I have two quick (~80MB/s) 32GB disks, and a third slower 64GB (15MB/s) disk on an i386 system which has 1G of ram.

What would be the best strategy in ZFS? I was thinking something like striping the quick pair, mirrored to the slower drive, but unsure of the best way to configure this for read performance to achieve this?

All advice most welcomed!

73,
James
 
I would first think about if ZFS would work as expected on an i386 system. Then it depends on what you want to achieve. Now I assume there is no additional storage which holds the system. How about installing the system on the slow disk and use the fast drives for the data if speed is of highest importance? It might be worth to consider geom(8) which should need less resources than ZFS.

55 and 73,
Christoph
 
Hi Christoph,

At your promoting, I have just read the Errata Notice for FreeBSD 10.2 and noticed the issue with ZFS on the GENERIC i386 kernel and decided better of it for now.

geom(8) was already in the back of my mind!

13 / 73,
James
 
Just as an update, I have decided against software based geom(8) striping on this system:
  • diskinfo -t ada0 and diskinfo -t ada1 results in an average read throughput of about 89MB/s each.
  • When combined in a striped volume using gstripe(8) on ada0 and ada1 the performance drops to an average read throughput of about 48.9MB/s.
  • When sysctl kern.geom.stripe.fast=1 is applied, the throughput goes up to about 62MB/s. (Which is still less than the raw disk speed).
These are both on the same UDMA100 controller, (ada0 and ada1 on separate channels), so would have expected high 90's at least..

Am going to be better off using the disks flat at different mount points, unless there are any ideas about the bottleneck I am hitting? Anyone any thoughts?

73,

James
 
So, ada0 is Primary Master, and ada1 is Secondary Master (using two separate IDE cables)? Or are they Primary Master and Primary Slave (using a single IDE cable)?

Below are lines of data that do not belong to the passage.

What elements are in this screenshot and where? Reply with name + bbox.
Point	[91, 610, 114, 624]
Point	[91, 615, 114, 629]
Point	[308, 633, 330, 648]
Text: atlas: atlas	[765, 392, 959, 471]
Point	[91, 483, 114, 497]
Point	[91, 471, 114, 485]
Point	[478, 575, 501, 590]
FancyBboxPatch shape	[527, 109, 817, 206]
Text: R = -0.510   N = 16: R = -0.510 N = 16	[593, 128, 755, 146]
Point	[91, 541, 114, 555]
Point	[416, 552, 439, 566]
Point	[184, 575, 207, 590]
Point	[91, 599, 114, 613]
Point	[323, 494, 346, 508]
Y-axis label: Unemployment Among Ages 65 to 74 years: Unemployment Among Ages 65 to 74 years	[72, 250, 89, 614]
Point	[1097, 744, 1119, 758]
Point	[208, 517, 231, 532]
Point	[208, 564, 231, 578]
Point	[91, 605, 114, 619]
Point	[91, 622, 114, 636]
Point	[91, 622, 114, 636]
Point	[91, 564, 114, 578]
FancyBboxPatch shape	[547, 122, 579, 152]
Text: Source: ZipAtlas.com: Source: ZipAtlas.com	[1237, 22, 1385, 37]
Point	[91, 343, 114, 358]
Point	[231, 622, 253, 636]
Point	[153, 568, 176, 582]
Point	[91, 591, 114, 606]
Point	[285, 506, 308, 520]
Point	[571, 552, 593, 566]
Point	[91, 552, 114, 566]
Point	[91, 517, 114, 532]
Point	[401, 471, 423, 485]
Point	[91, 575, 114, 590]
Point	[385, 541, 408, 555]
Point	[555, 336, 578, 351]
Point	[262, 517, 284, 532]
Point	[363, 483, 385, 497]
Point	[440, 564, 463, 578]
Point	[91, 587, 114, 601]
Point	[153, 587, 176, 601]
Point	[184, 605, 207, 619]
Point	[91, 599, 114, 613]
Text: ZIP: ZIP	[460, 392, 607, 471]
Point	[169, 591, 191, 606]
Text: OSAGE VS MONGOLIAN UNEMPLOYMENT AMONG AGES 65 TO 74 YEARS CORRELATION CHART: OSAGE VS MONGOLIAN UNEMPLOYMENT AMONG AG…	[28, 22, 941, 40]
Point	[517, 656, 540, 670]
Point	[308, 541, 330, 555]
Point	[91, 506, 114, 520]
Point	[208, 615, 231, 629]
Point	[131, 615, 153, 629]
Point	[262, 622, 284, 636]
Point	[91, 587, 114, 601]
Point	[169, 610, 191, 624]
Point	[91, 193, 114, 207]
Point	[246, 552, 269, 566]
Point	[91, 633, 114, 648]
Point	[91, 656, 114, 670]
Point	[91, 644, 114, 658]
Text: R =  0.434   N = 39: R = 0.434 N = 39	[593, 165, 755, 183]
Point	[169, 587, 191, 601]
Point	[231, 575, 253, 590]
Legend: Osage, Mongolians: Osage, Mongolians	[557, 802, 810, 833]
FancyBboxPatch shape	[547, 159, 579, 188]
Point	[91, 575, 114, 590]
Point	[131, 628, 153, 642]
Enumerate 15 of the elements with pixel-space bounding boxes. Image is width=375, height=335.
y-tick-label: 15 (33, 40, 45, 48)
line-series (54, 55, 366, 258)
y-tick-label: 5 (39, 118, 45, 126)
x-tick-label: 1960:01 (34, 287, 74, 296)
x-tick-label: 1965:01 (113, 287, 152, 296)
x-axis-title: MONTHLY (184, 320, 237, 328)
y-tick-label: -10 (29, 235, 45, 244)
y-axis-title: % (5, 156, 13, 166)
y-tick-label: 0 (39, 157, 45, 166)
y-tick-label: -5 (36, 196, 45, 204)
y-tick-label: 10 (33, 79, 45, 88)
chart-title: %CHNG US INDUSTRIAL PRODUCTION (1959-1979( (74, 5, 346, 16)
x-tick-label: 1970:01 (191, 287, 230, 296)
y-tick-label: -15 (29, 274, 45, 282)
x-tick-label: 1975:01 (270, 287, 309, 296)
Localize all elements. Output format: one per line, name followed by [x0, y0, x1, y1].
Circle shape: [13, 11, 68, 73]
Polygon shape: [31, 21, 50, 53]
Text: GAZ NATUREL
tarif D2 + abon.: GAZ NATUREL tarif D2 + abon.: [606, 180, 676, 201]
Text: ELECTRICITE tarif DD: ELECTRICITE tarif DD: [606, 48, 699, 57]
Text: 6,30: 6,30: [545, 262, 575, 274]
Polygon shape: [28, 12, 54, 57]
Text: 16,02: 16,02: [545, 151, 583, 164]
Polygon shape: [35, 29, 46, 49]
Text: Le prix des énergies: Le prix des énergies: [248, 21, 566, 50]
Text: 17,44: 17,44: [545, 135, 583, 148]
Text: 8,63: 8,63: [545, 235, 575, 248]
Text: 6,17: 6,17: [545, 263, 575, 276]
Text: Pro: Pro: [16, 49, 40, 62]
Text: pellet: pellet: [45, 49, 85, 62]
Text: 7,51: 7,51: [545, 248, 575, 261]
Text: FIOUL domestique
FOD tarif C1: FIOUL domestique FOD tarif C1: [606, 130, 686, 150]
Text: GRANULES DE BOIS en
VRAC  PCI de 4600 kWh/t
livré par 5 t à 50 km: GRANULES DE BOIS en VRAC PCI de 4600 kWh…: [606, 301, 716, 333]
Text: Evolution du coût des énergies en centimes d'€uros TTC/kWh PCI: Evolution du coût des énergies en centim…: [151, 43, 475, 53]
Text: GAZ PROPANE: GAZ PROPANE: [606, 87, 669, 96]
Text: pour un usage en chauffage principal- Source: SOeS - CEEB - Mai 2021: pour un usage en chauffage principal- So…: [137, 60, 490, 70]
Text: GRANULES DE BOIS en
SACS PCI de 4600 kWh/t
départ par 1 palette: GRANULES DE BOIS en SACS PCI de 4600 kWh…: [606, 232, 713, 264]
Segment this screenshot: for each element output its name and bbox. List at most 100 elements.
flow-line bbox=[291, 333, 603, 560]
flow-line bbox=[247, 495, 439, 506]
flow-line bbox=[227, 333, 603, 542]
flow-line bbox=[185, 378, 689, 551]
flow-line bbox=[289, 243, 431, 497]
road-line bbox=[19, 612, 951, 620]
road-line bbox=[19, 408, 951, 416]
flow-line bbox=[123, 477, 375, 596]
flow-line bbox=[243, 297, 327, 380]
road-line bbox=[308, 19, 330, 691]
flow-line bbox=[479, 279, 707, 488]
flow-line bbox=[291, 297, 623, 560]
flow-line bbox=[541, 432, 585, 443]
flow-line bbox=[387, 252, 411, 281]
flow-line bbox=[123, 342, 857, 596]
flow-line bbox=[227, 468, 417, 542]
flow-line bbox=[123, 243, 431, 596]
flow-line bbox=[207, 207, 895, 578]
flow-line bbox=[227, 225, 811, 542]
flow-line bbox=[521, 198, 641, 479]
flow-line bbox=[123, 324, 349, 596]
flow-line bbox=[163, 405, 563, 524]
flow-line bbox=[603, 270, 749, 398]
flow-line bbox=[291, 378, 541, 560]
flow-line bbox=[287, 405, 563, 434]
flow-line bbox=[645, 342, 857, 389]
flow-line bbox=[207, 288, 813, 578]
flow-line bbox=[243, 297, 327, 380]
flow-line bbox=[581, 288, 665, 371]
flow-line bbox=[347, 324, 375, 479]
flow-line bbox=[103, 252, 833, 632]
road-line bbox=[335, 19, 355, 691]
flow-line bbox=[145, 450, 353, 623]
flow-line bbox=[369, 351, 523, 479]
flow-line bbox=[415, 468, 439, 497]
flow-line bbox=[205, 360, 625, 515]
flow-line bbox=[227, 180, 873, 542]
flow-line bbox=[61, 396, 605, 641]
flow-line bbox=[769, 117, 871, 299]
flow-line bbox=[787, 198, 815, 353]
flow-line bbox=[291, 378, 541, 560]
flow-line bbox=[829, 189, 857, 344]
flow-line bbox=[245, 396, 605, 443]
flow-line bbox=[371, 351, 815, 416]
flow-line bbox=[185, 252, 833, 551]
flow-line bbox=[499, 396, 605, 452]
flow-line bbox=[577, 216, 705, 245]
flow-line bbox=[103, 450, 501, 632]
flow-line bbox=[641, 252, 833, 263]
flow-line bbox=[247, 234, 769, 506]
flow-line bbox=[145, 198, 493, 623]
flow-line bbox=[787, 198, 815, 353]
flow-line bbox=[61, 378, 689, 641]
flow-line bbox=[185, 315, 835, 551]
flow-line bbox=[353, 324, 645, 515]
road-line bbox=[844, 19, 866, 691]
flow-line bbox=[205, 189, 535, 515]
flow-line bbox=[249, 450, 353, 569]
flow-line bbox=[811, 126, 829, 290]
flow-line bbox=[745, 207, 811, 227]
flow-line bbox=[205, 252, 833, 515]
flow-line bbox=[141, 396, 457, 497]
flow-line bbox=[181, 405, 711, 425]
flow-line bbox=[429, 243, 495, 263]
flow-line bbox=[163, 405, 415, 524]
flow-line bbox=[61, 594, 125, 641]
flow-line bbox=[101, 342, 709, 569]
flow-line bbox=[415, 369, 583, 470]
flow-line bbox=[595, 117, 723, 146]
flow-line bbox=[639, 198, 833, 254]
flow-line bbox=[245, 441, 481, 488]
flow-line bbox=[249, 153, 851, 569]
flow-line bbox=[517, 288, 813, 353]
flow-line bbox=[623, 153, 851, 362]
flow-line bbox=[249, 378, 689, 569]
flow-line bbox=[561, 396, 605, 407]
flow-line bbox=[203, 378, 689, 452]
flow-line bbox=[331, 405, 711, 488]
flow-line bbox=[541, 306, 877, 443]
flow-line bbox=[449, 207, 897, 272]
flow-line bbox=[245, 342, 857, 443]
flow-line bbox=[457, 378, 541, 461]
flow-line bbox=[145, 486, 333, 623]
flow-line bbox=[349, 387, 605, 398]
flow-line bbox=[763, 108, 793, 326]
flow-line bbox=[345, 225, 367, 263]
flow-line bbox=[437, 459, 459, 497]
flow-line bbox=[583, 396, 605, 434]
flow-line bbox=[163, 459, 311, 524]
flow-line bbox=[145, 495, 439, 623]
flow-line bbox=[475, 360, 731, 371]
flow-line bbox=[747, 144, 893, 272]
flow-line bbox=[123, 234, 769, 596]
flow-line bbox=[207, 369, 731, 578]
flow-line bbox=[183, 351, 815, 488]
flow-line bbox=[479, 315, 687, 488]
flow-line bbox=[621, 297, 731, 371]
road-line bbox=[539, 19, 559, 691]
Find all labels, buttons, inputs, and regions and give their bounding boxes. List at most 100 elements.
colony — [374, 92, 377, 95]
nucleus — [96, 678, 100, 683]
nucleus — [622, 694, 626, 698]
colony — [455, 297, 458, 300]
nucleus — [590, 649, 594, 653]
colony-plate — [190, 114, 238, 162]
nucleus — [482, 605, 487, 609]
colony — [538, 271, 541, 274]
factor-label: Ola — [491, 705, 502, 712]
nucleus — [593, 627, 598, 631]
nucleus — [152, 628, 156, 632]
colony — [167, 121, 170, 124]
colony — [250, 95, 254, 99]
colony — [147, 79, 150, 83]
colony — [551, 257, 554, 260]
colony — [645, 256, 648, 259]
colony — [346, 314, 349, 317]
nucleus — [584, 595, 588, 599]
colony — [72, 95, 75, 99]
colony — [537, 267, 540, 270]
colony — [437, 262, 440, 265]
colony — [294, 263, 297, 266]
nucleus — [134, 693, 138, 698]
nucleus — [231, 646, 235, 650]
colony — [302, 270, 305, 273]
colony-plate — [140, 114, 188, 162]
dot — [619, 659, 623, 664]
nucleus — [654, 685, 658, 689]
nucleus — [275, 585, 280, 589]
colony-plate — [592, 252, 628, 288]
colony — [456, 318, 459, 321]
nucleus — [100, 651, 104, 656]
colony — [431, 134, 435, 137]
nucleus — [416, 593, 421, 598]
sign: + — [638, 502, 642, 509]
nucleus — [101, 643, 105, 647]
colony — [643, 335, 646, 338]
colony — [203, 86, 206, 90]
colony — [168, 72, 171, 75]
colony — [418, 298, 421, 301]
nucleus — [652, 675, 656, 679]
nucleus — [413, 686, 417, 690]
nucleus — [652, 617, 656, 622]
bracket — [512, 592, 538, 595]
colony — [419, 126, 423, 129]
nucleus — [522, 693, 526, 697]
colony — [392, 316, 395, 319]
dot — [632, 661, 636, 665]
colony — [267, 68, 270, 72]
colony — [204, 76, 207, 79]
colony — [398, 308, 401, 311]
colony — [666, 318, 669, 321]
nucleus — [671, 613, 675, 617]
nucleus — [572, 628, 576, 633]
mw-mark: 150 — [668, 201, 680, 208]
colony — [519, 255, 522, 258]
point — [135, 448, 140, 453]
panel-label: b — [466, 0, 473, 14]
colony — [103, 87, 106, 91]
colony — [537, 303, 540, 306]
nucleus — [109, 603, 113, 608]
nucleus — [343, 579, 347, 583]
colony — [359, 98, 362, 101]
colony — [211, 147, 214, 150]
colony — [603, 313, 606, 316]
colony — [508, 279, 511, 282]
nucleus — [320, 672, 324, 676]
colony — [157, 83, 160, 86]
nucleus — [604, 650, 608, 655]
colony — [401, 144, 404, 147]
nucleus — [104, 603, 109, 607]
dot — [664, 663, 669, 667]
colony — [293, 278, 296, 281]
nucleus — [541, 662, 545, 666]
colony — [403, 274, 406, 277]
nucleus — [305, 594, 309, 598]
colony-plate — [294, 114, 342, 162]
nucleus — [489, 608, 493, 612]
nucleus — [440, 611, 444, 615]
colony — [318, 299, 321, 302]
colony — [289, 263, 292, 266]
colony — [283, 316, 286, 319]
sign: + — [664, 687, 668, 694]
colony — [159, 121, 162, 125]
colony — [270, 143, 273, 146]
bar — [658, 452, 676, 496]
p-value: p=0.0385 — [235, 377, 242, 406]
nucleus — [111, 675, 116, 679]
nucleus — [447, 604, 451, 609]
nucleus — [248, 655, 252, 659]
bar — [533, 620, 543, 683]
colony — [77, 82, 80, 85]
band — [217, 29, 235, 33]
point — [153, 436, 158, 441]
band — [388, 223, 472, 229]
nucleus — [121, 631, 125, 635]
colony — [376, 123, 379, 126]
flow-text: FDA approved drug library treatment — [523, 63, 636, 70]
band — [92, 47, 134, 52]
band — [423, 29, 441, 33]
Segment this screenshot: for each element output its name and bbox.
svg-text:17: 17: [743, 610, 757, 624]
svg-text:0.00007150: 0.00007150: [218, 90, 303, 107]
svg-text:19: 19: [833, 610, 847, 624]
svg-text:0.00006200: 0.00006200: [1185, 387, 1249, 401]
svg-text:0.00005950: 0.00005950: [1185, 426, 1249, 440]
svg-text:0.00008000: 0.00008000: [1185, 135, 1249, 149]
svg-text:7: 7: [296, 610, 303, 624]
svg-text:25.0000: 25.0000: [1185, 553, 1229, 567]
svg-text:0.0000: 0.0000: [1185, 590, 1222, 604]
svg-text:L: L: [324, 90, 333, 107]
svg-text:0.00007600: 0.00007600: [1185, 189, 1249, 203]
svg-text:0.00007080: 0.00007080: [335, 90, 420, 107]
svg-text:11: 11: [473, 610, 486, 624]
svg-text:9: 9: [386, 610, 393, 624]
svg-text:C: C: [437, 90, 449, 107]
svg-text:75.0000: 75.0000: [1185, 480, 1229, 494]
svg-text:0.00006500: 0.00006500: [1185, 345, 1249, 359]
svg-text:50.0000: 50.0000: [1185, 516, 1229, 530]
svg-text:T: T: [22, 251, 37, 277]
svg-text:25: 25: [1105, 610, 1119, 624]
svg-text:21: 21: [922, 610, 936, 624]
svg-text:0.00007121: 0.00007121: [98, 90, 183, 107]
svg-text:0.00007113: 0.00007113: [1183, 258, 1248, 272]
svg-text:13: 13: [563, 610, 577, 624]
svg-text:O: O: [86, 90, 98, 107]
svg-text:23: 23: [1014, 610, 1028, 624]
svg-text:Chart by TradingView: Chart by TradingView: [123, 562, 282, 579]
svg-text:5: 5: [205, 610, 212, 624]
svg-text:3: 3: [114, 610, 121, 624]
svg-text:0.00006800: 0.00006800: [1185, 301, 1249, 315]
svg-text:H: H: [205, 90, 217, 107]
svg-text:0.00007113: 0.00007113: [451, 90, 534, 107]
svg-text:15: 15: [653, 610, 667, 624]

It sounds like the latter, where they are both plugged into the same IDE controller, on the same IDE port (Primary), using the same IDE cable. Only a single IDE device on a channel can be active at a time (so you can't write to the Master and Slave devices simultaneously). So, if you use 2 IDE devices on a single channel, you get the same performance as a single device on that channel, as only a single device can be active at a time. Which is what your benchmarking results are showing.

You'll need to move your disks to separate IDE controllers. ada0 as the Primary Master, and ada1 as the Secondary Master. With no other devices plugged into the IDE cables. That's the only way to get "good" performance out of IDE devices. To add a 3rd disk, you'll need to add another IDE controller, or else suffer with the performance degradation that using the Slave ports will cause.